Le ministre libanais de l’Information, George Kurdahi, semble avoir été incapable de faire la distinction entre le concept de l’émission de télévision « Al-Mosameh Karim », qu’il présentait sur une chaîne saoudienne, et la « diplomatie », qui est le principal avantage de l’action politique, en particulier en ce qui concerne les relations des pays, qui signifient dans le sens le plus important la gestion des relations internationales par la négociation et le règlement de ses relations, a déclaré une source informée à Sawt Beirut International.

« S’il y avait un cheveu entre moi et les gens, il n’aurait pas été coupé s’il avait été serré  », a déclaré la source.

La source poursuit la justification du ministre Kurdahi pour ses paroles selon lesquelles cela s’est passé avant d’entrer dans le « Paradis du gouvernement de Mikati », ce qui n’a pas été une surprise, lui qui l’a pavé de positions et de messages pour l’axe de réticence, mais il ne s’est pas excusé sur la base de son programme « Al-Mosameh Karim », réitérant que sa position a déjà pris la responsabilité du ministère de l’Information, mais cela ne l’exonère pas de responsabilité, c’est-à-dire que c’est une position personnelle, cela nous conduit à sa ferme conviction de ce qu’il a fait et ne peut être séparé de sa représentation au gouvernement et ce que Publié par ses partisans confirmant ce que nous avons dit.

La source a déclaré qu’il n’avait peut-être pas réalisé comment le processus d’isolement du Liban de son environnement naturel arabe et du Golfe avait commencé et restait attaché à sa position de refus de démissionner, même aux dépens du Liban et de son peuple. La responsabilité incombe en premier lieu au président Najib Mikati, qui considère que l’Arabie saoudite est acceptée par la source parce qu’il n’a pas pris l’initiative de contenir les répercussions des positions du ministre de l’Information le jour de son annonce et a laissé la boule de neige grandir et ne peut toujours plus être arrêtée et ne pourra pas sortir son gouvernement de l’isolement qui l’entourait, d’autant plus que les déclarations soutenant Kurdahi « déversent de l’huile sur le feu » et qu’ils sont eux-mêmes d’accord avec eux pour produire un gouvernement « ensemble pour sauver », qui a souligné sa neutralité alors que ses quelques sessions ont montré que certains d’entre eux ont explosé lors de la dernière session et ont été la preuve que Mikati était incapable d’ajuster son rythme et même de ramener l’âme aux sessions.

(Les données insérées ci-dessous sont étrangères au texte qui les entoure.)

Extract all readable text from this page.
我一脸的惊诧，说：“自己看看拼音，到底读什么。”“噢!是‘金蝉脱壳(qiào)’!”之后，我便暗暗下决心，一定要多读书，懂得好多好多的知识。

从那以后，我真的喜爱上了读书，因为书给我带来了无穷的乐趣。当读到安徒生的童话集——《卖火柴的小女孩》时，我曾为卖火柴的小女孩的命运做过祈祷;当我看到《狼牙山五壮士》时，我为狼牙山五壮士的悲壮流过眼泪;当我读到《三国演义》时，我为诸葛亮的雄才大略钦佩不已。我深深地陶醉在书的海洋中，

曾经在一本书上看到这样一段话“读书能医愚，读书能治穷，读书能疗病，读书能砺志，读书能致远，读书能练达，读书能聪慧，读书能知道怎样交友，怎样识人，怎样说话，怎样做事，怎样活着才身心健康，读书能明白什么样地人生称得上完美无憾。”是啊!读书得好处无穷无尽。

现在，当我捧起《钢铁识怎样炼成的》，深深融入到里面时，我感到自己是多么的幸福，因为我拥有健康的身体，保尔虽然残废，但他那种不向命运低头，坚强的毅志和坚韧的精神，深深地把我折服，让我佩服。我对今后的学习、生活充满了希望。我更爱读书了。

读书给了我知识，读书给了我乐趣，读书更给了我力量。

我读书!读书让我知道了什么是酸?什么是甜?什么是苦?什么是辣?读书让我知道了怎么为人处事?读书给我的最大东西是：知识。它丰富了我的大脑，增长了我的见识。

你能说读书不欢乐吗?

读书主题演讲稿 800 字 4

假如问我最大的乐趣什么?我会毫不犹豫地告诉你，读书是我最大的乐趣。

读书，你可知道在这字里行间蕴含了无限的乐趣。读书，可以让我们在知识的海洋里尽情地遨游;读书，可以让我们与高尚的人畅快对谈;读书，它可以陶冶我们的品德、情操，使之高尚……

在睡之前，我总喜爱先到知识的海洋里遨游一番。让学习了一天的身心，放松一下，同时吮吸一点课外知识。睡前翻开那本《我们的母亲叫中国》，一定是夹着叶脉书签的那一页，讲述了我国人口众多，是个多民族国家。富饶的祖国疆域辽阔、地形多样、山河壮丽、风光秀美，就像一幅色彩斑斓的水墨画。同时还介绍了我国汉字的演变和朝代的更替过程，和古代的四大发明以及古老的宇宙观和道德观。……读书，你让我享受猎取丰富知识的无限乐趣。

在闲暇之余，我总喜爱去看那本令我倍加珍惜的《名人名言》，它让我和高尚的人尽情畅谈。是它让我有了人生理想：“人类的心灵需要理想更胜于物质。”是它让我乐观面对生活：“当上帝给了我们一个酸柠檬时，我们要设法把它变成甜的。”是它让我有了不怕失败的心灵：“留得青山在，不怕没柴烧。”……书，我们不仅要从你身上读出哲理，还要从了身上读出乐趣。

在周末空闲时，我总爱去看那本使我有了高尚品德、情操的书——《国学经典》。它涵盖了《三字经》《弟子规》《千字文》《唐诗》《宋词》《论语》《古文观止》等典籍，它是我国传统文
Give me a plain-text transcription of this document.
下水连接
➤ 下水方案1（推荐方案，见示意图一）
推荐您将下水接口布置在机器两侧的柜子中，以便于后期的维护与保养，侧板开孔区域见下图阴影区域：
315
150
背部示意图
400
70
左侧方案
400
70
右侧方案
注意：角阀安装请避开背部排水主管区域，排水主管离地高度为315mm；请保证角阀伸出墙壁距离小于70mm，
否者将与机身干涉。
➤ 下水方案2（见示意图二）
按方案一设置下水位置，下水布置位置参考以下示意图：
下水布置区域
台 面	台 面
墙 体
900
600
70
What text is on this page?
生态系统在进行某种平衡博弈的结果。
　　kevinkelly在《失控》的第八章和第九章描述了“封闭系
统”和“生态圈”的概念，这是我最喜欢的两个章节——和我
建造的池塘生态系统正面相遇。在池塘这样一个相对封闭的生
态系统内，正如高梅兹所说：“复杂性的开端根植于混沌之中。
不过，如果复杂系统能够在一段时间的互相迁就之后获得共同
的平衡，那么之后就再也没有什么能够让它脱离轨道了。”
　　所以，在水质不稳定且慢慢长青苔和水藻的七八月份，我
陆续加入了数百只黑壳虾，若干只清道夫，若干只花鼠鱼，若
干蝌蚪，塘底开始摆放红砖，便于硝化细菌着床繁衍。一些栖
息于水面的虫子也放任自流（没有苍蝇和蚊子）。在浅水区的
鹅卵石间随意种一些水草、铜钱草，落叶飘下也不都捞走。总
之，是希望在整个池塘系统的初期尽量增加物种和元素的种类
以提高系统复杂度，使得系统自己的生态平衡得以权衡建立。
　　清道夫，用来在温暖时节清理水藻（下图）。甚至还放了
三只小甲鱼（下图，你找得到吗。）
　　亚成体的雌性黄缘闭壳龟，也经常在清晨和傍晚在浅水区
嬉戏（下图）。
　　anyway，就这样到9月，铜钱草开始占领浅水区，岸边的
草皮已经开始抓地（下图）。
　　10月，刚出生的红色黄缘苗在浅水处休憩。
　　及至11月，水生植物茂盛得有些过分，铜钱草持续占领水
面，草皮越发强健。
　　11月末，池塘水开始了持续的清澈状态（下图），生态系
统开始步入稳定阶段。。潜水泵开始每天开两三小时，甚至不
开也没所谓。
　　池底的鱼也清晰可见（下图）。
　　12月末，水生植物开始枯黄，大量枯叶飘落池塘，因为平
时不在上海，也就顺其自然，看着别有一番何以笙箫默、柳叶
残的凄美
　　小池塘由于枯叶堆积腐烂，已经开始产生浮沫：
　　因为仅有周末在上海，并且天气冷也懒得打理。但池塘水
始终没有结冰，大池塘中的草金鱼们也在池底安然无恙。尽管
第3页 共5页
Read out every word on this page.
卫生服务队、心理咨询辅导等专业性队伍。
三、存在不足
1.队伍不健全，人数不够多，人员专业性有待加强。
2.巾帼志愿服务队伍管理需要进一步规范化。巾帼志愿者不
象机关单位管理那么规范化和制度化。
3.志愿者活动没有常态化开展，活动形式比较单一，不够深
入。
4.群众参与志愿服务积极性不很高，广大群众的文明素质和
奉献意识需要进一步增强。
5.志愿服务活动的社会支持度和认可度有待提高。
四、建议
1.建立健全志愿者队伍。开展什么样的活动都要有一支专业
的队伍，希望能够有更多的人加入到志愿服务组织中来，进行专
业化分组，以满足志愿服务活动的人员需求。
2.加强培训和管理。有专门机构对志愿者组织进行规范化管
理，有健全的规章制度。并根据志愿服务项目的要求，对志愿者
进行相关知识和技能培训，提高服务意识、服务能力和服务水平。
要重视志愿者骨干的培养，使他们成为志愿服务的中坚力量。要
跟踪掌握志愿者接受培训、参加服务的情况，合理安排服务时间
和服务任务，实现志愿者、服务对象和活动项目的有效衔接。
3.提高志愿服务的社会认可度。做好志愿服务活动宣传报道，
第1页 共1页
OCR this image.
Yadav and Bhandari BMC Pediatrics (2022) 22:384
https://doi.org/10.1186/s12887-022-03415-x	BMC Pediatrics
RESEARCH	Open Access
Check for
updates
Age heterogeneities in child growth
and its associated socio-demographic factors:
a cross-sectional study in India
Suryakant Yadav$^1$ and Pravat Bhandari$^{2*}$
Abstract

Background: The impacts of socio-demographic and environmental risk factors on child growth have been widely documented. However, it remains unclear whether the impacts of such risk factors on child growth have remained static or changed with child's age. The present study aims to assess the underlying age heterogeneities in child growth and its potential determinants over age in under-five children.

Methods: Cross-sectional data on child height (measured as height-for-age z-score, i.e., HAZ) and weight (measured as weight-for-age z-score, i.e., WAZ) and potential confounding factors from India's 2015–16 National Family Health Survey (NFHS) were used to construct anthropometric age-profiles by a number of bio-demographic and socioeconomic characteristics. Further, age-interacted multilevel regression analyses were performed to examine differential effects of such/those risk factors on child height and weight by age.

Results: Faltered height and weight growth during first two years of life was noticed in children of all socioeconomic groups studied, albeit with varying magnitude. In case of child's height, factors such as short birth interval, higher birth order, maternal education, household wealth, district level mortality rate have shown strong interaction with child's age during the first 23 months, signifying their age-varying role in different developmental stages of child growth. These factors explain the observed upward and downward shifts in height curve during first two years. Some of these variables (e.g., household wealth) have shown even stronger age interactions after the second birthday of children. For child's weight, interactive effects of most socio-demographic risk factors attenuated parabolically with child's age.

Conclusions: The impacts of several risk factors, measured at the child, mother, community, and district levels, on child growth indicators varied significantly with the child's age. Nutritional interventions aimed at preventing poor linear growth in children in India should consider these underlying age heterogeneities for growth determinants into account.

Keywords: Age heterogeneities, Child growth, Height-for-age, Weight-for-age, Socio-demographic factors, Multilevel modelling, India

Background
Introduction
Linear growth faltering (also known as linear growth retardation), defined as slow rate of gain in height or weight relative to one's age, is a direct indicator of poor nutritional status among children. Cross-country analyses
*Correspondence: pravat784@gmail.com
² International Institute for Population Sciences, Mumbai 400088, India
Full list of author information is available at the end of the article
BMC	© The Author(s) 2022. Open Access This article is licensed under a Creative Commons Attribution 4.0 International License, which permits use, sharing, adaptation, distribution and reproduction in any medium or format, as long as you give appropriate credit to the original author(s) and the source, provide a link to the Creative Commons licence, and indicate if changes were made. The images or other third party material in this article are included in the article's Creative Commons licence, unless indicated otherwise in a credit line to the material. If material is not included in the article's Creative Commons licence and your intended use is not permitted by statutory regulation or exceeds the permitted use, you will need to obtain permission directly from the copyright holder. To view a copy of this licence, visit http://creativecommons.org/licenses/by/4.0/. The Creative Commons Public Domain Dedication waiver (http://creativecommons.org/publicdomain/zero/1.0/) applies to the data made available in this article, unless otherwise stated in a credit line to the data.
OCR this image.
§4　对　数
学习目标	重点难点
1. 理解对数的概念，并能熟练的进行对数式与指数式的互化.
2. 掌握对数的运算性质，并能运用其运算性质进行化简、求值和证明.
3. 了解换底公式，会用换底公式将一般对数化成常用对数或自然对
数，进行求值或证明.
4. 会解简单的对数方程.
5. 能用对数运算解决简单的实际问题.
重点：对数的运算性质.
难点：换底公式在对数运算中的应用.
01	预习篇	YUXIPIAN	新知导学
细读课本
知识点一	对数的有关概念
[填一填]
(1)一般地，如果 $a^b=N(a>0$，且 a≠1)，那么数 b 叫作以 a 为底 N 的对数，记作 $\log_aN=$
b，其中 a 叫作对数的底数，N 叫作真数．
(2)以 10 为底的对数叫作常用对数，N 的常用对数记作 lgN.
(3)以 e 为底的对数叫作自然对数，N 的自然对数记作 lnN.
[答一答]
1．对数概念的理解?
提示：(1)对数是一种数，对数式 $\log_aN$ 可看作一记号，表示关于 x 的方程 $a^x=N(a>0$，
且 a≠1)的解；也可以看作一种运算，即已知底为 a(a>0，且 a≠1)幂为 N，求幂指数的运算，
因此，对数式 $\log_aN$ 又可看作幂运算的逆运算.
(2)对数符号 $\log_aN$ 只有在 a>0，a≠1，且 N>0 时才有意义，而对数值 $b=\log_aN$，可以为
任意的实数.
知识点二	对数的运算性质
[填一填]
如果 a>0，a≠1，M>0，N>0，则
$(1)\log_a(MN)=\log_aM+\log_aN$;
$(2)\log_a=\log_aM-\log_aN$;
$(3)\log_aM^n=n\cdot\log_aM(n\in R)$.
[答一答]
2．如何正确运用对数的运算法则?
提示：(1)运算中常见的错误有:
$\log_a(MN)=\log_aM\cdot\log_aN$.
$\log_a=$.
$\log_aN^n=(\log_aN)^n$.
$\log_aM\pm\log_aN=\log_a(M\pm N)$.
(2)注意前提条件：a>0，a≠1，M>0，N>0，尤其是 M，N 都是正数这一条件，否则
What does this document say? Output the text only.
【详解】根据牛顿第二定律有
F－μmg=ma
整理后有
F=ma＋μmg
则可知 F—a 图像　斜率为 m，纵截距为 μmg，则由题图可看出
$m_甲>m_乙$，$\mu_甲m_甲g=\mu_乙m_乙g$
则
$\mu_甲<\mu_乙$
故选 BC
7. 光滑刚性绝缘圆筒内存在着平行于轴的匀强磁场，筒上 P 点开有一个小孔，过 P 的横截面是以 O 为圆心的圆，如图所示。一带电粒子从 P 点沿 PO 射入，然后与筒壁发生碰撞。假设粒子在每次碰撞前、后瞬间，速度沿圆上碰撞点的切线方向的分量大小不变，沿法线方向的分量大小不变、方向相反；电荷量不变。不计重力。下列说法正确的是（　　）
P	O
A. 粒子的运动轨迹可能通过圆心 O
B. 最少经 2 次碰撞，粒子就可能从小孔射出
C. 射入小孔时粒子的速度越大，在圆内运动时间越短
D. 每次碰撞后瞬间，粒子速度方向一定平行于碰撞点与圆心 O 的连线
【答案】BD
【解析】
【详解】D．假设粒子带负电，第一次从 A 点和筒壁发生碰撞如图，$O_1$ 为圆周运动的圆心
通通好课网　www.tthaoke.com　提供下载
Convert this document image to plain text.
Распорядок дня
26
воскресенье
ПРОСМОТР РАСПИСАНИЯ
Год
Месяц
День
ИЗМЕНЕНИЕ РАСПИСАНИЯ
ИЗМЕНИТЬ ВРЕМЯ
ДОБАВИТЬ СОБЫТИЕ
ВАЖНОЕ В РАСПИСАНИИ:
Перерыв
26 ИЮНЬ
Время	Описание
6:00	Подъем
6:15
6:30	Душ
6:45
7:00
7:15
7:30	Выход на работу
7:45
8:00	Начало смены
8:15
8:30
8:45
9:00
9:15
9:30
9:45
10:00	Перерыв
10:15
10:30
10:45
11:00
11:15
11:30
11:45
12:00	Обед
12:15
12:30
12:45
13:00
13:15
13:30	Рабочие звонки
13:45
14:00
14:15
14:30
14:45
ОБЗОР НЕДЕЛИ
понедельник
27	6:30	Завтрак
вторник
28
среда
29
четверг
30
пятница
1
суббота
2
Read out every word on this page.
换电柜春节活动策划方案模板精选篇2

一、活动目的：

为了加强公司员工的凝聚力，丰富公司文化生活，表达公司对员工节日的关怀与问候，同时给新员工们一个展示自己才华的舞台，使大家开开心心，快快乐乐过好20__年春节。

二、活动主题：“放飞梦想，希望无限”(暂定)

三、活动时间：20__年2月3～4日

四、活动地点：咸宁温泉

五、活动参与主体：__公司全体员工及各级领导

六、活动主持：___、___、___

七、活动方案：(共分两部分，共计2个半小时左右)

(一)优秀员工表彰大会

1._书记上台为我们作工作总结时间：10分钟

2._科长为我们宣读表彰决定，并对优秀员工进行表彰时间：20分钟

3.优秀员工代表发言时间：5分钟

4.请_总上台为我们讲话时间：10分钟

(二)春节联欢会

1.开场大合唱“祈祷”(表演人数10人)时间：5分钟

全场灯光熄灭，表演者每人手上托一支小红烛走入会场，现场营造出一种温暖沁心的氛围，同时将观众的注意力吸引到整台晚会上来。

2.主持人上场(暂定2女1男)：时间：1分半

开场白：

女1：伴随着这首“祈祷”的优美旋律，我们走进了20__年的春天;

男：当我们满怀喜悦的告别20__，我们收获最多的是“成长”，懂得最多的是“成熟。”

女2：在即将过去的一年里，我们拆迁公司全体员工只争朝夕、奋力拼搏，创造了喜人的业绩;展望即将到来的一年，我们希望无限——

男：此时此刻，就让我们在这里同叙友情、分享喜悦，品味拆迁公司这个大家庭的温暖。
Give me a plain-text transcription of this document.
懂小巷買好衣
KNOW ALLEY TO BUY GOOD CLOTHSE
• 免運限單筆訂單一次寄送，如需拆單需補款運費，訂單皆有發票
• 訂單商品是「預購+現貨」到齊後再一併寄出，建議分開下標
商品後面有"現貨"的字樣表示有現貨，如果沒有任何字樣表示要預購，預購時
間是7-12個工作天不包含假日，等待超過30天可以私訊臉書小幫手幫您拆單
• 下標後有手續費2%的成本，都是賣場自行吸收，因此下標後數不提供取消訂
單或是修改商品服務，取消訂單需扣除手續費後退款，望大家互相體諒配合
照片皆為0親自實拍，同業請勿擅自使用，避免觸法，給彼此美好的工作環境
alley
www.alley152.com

La source a déclaré que les responsables devraient cesser de lier les relations du Liban avec les États arabes du Golfe avec les Libanais qui y travaillent parce que les liens avec ses pays sont plus forts que les ressources financières et les relations économiques .Et ils remontent à une longue histoire dans laquelle le Liban a été embrassé pendant ses crises, et peut-être que « l’Accord de Taëf » est la preuve la plus importante de la volonté de ses pays, principalement l’Arabie saoudite, de mettre fin à la guerre civile et de reconstruire le Liban, auquel le royaume a eu la plus grande contribution.

En conclusion, le président Mikati doit prendre la décision de sortir du « cocon » de l’axe des réticences et de ne pas tenir le bâton du milieu parce que le refus de Kurdahi de démissionner confirme que les décisions du gouvernement sont en dehors des pouvoirs de son président.